Barbara Hammond, Juxtapositions: High Summer, 2023

Jux-2-coffee cup

August Mornings With the Woman On The Porch

High summer blasted in a couple of weeks ago with temperatures above 100.

At 6:10am CST, the woman on the porch took note of the local temperature and sent this out to her Facebook friends.

There is an old panel truck that circulates her neighborhood selling snack goodies. The speaker on top of the truck plays “La Cucaracha.” It always reminds her of the “ice cream man” who drove down North Dellrose in her youth. One hot day, when she was about ten or eleven, she was given some money (a nickel?) to buy a fudgesicle. Sadly, she learned a painful lesson the hard way: frozen treats straight out of a freezer will stick to one’s tongue. 

Mid-August, and the dog days of summer hang on at 104° in Wichita. The steam from the woman’s coffee cup blends into the humidity of the still morning and the tree crickets, cicadas, and frogs have not given up their constant weezering. The woman on the porch comes out nearly every day. She watches and listens, and thinks about writing down whatever tiny events occur. And then she often doesn’t write anything. Experiences, sounds and sights, lost in the haze of the previous days.

 

Post Script: The temperature continued to rise, breaking a record for that date in Wichita.

 

 

Summer 2011

A Facebook friend of the woman said she attempted to fry an egg on the sidewalk. This brought back the memory of the woman’s own egg-cooking experiment several years ago. It sort of didn’t really work. The oil soaked into the driveway, there was no sizzle, and the egg baked, rather than frying. 
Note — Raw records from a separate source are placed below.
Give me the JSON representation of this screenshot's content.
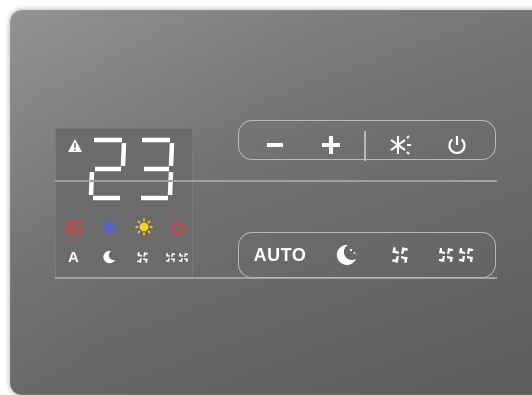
{
  "display": {
    "temperature": "23",
    "warning_icon": "warning-triangle-icon",
    "mode_icons": [
      {
        "name": "heater-icon",
        "color": "#e23b3b"
      },
      {
        "name": "snowflake-icon",
        "color": "#4a5cff"
      },
      {
        "name": "sun-icon",
        "color": "#f2d42a"
      },
      {
        "name": "power-icon",
        "color": "#e23b3b"
      }
    ],
    "fan_row": {
      "auto_label": "A",
      "icons": [
        "moon-icon",
        "fan-low-icon",
        "fan-high-icon"
      ]
    }
  },
  "top_bar": {
    "minus_label": "−",
    "plus_label": "+",
    "icons": [
      "minus-icon",
      "plus-icon",
      "mode-icon",
      "power-icon"
    ]
  },
  "bottom_bar": {
    "auto_label": "AUTO",
    "icons": [
      "moon-icon",
      "fan-low-icon",
      "fan-high-icon"
    ]
  },
  "colors": {
    "panel": "#6f6f6f",
    "display_bg": "#6b6b6b",
    "segment": "#ffffff",
    "outline": "#b8b8b8"
  }
}
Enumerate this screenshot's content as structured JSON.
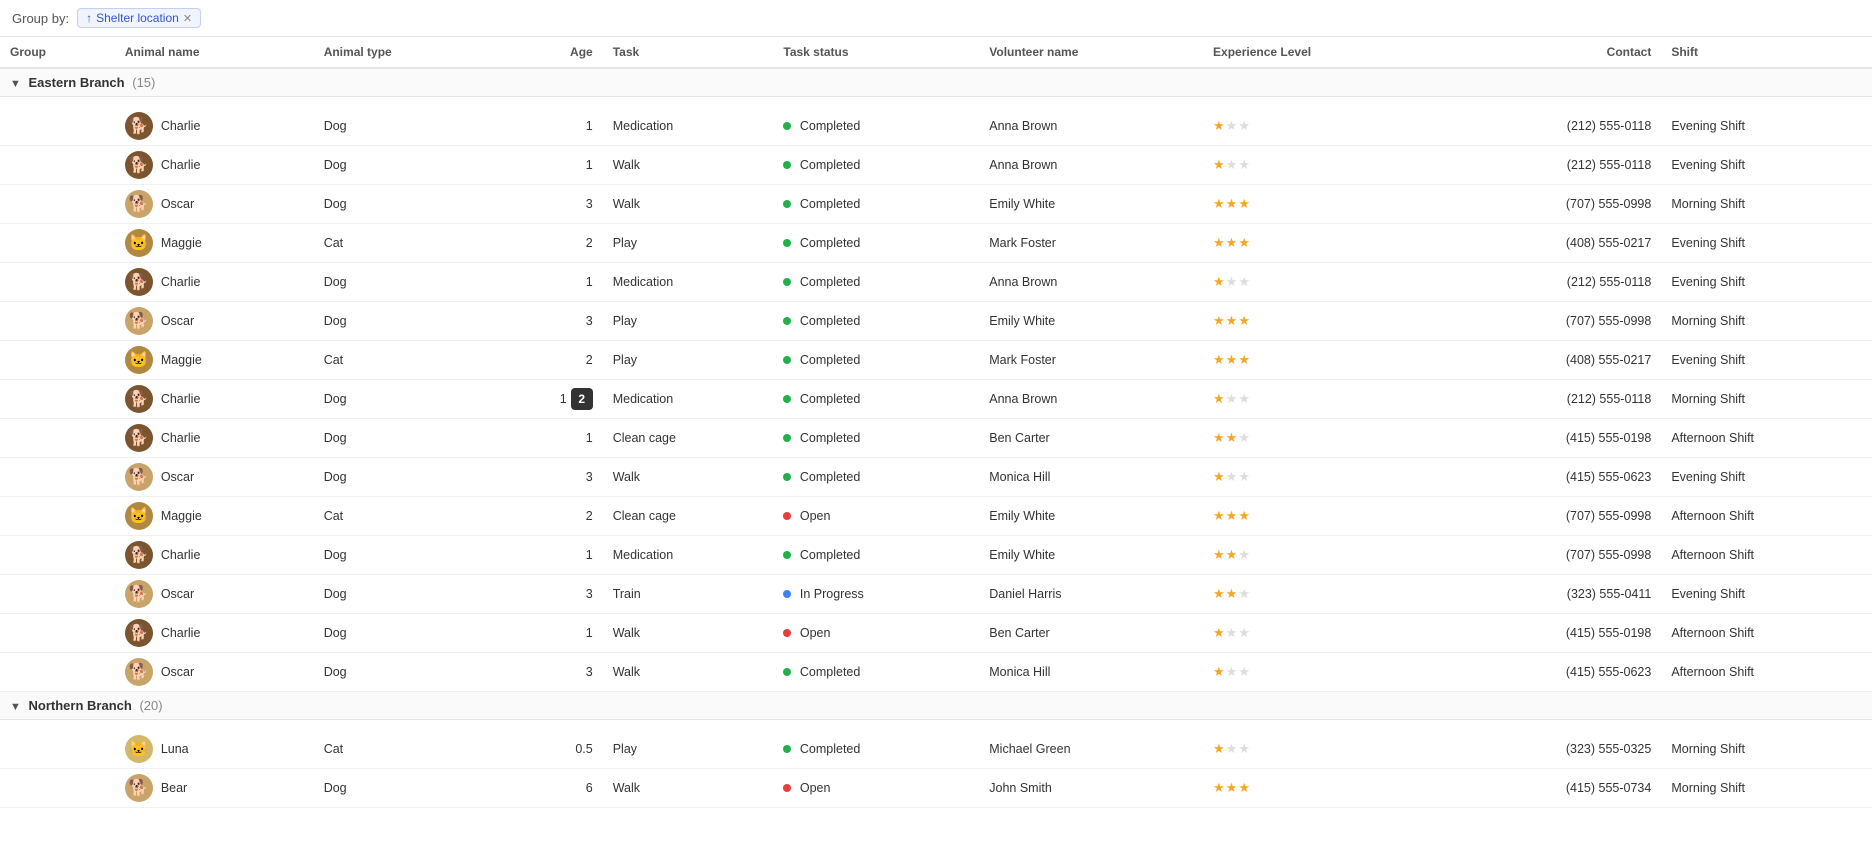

With a chuckle, the woman on the porch finishes her coffee and wipes toast crumbs from the corner of her mouth. Looking down she sees a roly-poly resting on her shirt. Was it on the napkin that she had just picked up from the railing? Had she been about to mop her face with a tiny, armored crustacean?

Flutter-bys

 

A Monarch butterfly has been making the rounds through the zinnia blossoms lately. At least, it looks like a monarch. But the woman also remembers that that there is another, similar species. So how to tell the difference and know which one favors her lurid pink blooms? Professor Google, of course! The Viceroy mimics the Monarch to evade predators – strength in numbers. She has been hosting a Monarch. 

 

The Waltz of the Flowers. Hum along if you wish

Truth To Facebook

Summer Nights

 

At 10:00 pm the woman goes outside because she gets tired of being in an air-conditioned environment all the time. Tiny chirps and insect-y buzzing drift on a breeze. To her, that sound is the essence of summer and she’s a bit sad when it goes away in the fall. Summer is her favorite time of year. Presently, angry meowing from behind the glass storm door tells the world that her daughter’s cat wants to enjoy an evening out also. His name is Pancho and he’s living with her temporarily. It’s too bad, she thinks, that she can’t take him for a stroll like she did with her old cat, Black Bugsy. But Pancho will soon have to go home and there he has to be an indoor cat. It seems cruel to let him taste the adventurous night air and never let him do it again. “Oh well,” she tells herself; she had given him a nice brush-out this afternoon followed by a lap nap. He enjoyed that.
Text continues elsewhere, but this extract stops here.